- State Seal of Myanmar
- Jurisdiction: Myanmar
- Established: 31 July 2025
- Dissolved: 10 April 2026

Formation and accountability
- Appointed by: National Defence and Security Council
- Responsible to: National Defence and Security Council

= State Security and Peace Commission =

Myanmar government body

The State Security and Peace Commission (နိုင်ငံတော်လုံခြုံရေးနှင့် အေးချမ်းသာယာရေးကော်မရှင်; abbrevaited SSPC or နလအ) was an advisory Myanmar government body appointed by the National Defence and Security Council that existed from 31 July 2025 to 10 April 2026, for a total of 8 months and 10 days. It had no legal power over military operations, the law, or the executive branch, with all hard power resting with the NDSC. Its function was to assist military ruler Min Aung Hlaing in his governance in the lead-up to the 2025 Myanmar general election and the following transition, including through oversight of the Union Government and by formulating policy to be enacted by the NDSC. Min Aung Hlaing has ruled the country since seizing power in 2021, and exercised power through his role on the NDSC since the state of emergency expired in 2025 before the conclusion of the 2025-26 Myanmar general election.

The Commission was established by order No. 4/2025 of the NDSC under Section 427 of the 2008 Constitution of Myanmar, which gives the NDSC absolute power to determine the executive in between sessions of the legislature. The Commission's stated purpose was to ensure—through "guidance and coordination"—the election is held and a new elected administration is sworn in.

The SSPC did not replace the State Administration Council, which was the junta under the state of emergency.
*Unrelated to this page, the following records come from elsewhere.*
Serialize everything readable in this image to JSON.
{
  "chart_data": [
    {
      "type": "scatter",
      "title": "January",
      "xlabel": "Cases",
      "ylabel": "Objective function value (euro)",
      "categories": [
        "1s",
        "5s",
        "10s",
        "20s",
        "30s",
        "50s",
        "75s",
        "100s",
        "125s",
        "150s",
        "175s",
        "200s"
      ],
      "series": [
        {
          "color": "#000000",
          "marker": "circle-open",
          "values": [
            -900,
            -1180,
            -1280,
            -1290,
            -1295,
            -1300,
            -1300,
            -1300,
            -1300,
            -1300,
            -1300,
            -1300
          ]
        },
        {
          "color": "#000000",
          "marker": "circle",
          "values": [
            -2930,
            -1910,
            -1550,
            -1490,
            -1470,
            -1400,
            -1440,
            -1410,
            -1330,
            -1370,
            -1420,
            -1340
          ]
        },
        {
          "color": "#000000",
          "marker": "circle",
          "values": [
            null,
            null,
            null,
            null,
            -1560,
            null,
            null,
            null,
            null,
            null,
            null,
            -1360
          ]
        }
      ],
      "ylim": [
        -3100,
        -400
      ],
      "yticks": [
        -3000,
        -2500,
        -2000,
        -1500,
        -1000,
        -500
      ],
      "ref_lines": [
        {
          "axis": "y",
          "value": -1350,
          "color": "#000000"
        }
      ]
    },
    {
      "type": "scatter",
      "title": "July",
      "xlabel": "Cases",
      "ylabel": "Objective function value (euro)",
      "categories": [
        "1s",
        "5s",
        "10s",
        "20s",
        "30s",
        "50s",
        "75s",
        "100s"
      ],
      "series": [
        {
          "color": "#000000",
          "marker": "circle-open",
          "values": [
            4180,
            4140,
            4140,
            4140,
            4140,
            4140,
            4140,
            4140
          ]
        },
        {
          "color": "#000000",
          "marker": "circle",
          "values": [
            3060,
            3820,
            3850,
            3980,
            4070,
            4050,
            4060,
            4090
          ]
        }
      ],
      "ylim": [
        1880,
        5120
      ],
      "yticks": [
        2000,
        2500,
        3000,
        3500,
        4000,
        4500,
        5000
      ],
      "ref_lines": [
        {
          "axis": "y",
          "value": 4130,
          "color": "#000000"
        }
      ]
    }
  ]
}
Rather, the SAC's powers were transferred back to the NDSC at the conclusion of the state of emergency, including the powers to enact legislation and appoint ministers. The SSPC instead served as a coordinating body for Min Aung Hlaing's top military deputies to formulate policy with him, which, if necessary, is enacted through the NDSC, and to oversee its implementation by the Union Government. Therefore, despite having nominally limited powers, the SSPC was stacked with a similar powerful membership to the makeup of the SAC, and its formation had been considered part of a cosmetic reordering of the existing power structure. The SSPC's key policy areas were the election, the economy, and preserving the Tatmadaw's central role in Myanmar's political system. Analysis by the Stimson Center described the SSPC as the state's "dominant political organ", in practice directing the Union Government's political strategy and election administration, though the Union Government nominally answers only to the NDSC. The SSPC had ten members, most of them being former members of the SAC. The opposition National Unity Government has designated the SSPC a terrorist organization, labeling it a continuation of the SAC. Min Aung Hlaing used the title of Chairman of the State Security and Peace Commission in formal diplomatic engagements.

== Membership ==

Only membership (31 July 2025 – 10 April 2026)
| No | Name | Role | Other positions held |
|---|---|---|---|
| 1 | Min Aung Hlaing | Chairman | Acting President of Myanmar; Commander-in-Chief of Defence Services; |
| 2 | Soe Win | Vice-Chairman | Deputy Commander-in-Chief of Defence Services |
| 3 | Nyo Saw | Member | Prime Minister; Union Minister for National Planning and Economic Development; |
| 4 | Aung Lin Dwe | Member | Chief Executive, Office of the NDSC |
| 5 | Maung Maung Aye | Member | Union Minister for Defence |
| 6 | Phone Myat | Member | Union Minister for Home Affairs |
| 7 | Than Swe | Member | Union Minister for Foreign Affairs |
| 8 | Yar Pyae | Member | Union Minister for Border Affairs |
| 9 | Kyaw Swar Lin | Member | Armed Forces Joint Chief of Staff |
| 10 | Ye Win Oo | Secretary | Joint Chief Executive, Office of the NDSC |

== Dissolution ==
The State Security and Peace Commission was officially dissolved following the swearing in of Min Aung Hlaing as president of Myanmar on 10 April 2026.